Nucleic Acids Res. 2004 Jan 1;32(Database issue):D277-80. doi: 10.1093/nar/gkh063.
A grand challenge in the post-genomic era is a complete computer representation of the cell and the organism, which will enable computational prediction of higher-level complexity of cellular processes and organism behavior from genomic information. Toward this end we have been developing a knowledge-based approach for network prediction, which is to predict, given a complete set of genes in the genome, the protein interaction networks that are responsible for various cellular processes. KEGG at http://www.genome.ad.jp/kegg/ is the reference knowledge base that integrates current knowledge on molecular interaction networks such as pathways and complexes (PATHWAY database), information about genes and proteins generated by genome projects (GENES/SSDB/KO databases) and information about biochemical compounds and reactions (COMPOUND/GLYCAN/REACTION databases). These three types of database actually represent three graph objects, called the protein network, the gene universe and the chemical universe. New efforts are being made to abstract knowledge, both computationally and manually, about ortholog clusters in the KO (KEGG Orthology) database, and to collect and analyze carbohydrate structures in the GLYCAN database.
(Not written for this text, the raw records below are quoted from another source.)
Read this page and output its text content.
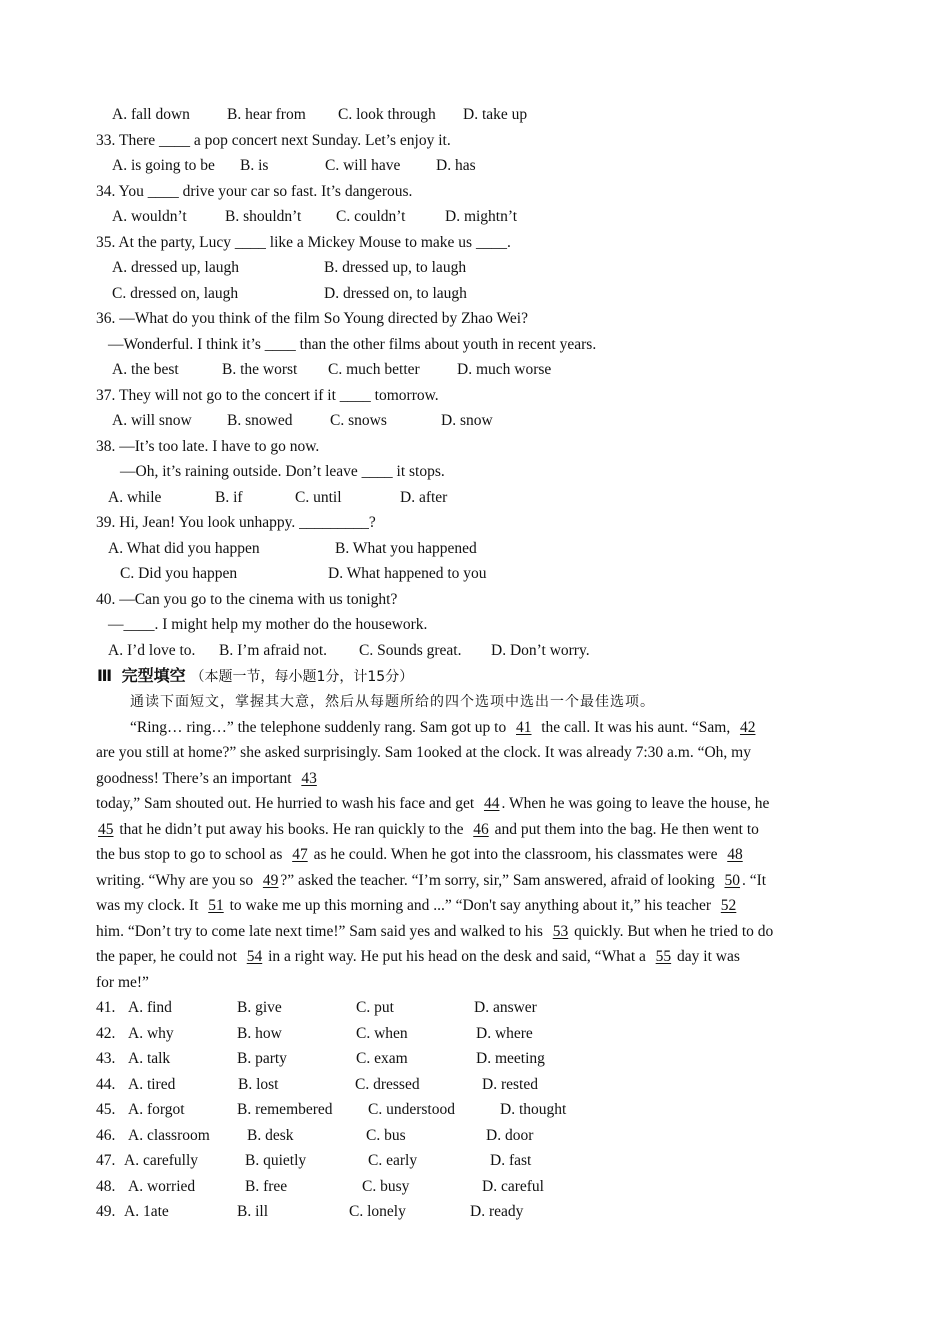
A. fall down B. hear from C. look through D. take up
33. There ____ a pop concert next Sunday. Let’s enjoy it.
A. is going to be B. is	C. will have D. has
34. You ____ drive your car so fast. It’s dangerous.
A. wouldn’t B. shouldn’t C. couldn’t	D. mightn’t
35. At the party, Lucy ____ like a Mickey Mouse to make us ____.
A. dressed up, laugh	B. dressed up, to laugh
C. dressed on, laugh	D. dressed on, to laugh
36. —What do you think of the film So Young directed by Zhao Wei?
—Wonderful. I think it’s ____ than the other films about youth in recent years.
A. the best	B. the worst C. much better D. much worse
37. They will not go to the concert if it ____ tomorrow.
A. will snow B. snowed C. snows	D. snow
38. —It’s too late. I have to go now.
—Oh, it’s raining outside. Don’t leave ____ it stops.
A. while	B. if	C. until	D. after
39. Hi, Jean! You look unhappy. _________?
A. What did you happen	B. What you happened
C. Did you happen	D. What happened to you
40. —Can you go to the cinema with us tonight?
—____. I might help my mother do the housework.
A. I’d love to. B. I’m afraid not. C. Sounds great. D. Don’t worry.
Ⅲ 完型填空 （本题一节，每小题1分，计15分）
通读下面短文，掌握其大意，然后从每题所给的四个选项中选出一个最佳选项。
“Ring… ring…” the telephone suddenly rang. Sam got up to 41 the call. It was his aunt. “Sam, 42
are you still at home?” she asked surprisingly. Sam 1ooked at the clock. It was already 7:30 a.m. “Oh, my
goodness! There’s an important 43
today,” Sam shouted out. He hurried to wash his face and get 44 . When he was going to leave the house, he
45 that he didn’t put away his books. He ran quickly to the 46 and put them into the bag. He then went to
the bus stop to go to school as 47 as he could. When he got into the classroom, his classmates were 48
writing. “Why are you so 49 ?” asked the teacher. “I’m sorry, sir,” Sam answered, afraid of looking 50 . “It
was my clock. It 51 to wake me up this morning and ...” “Don't say anything about it,” his teacher 52
him. “Don’t try to come late next time!” Sam said yes and walked to his 53 quickly. But when he tried to do
the paper, he could not 54 in a right way. He put his head on the desk and said, “What a 55 day it was
for me!”
41. A. find	B. give	C. put	D. answer
42. A. why	B. how	C. when	D. where
43. A. talk	B. party	C. exam	D. meeting
44. A. tired	B. lost	C. dressed	D. rested
45. A. forgot	B. remembered C. understood	D. thought
46. A. classroom B. desk	C. bus	D. door
47. A. carefully	B. quietly	C. early	D. fast
48. A. worried	B. free	C. busy	D. careful
49. A. 1ate	B. ill	C. lonely	D. ready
后基因组时代的一个重大挑战是对细胞和生物体进行完整的计算机表示,这将能够根据基因组信息对细胞过程和生物体行为的更高层次复杂性进行计算预测。为此,我们一直在开发一种基于知识的网络预测方法,即给定基因组中的一组完整基因,预测负责各种细胞过程的蛋白质相互作用网络。位于http://www.genome.ad.jp/kegg/的KEGG是一个参考知识库,它整合了有关分子相互作用网络的当前知识,如通路和复合物(通路数据库)、基因组计划产生的有关基因和蛋白质的信息(基因/SSDB/KO数据库)以及有关生化化合物和反应的信息(化合物/聚糖/反应数据库)。这三种类型的数据库实际上代表了三个图对象,分别称为蛋白质网络、基因全域和化学全域。目前正在通过计算和人工的方式,对KO(KEGG直系同源)数据库中的直系同源簇知识进行抽象,并收集和分析聚糖数据库中的碳水化合物结构。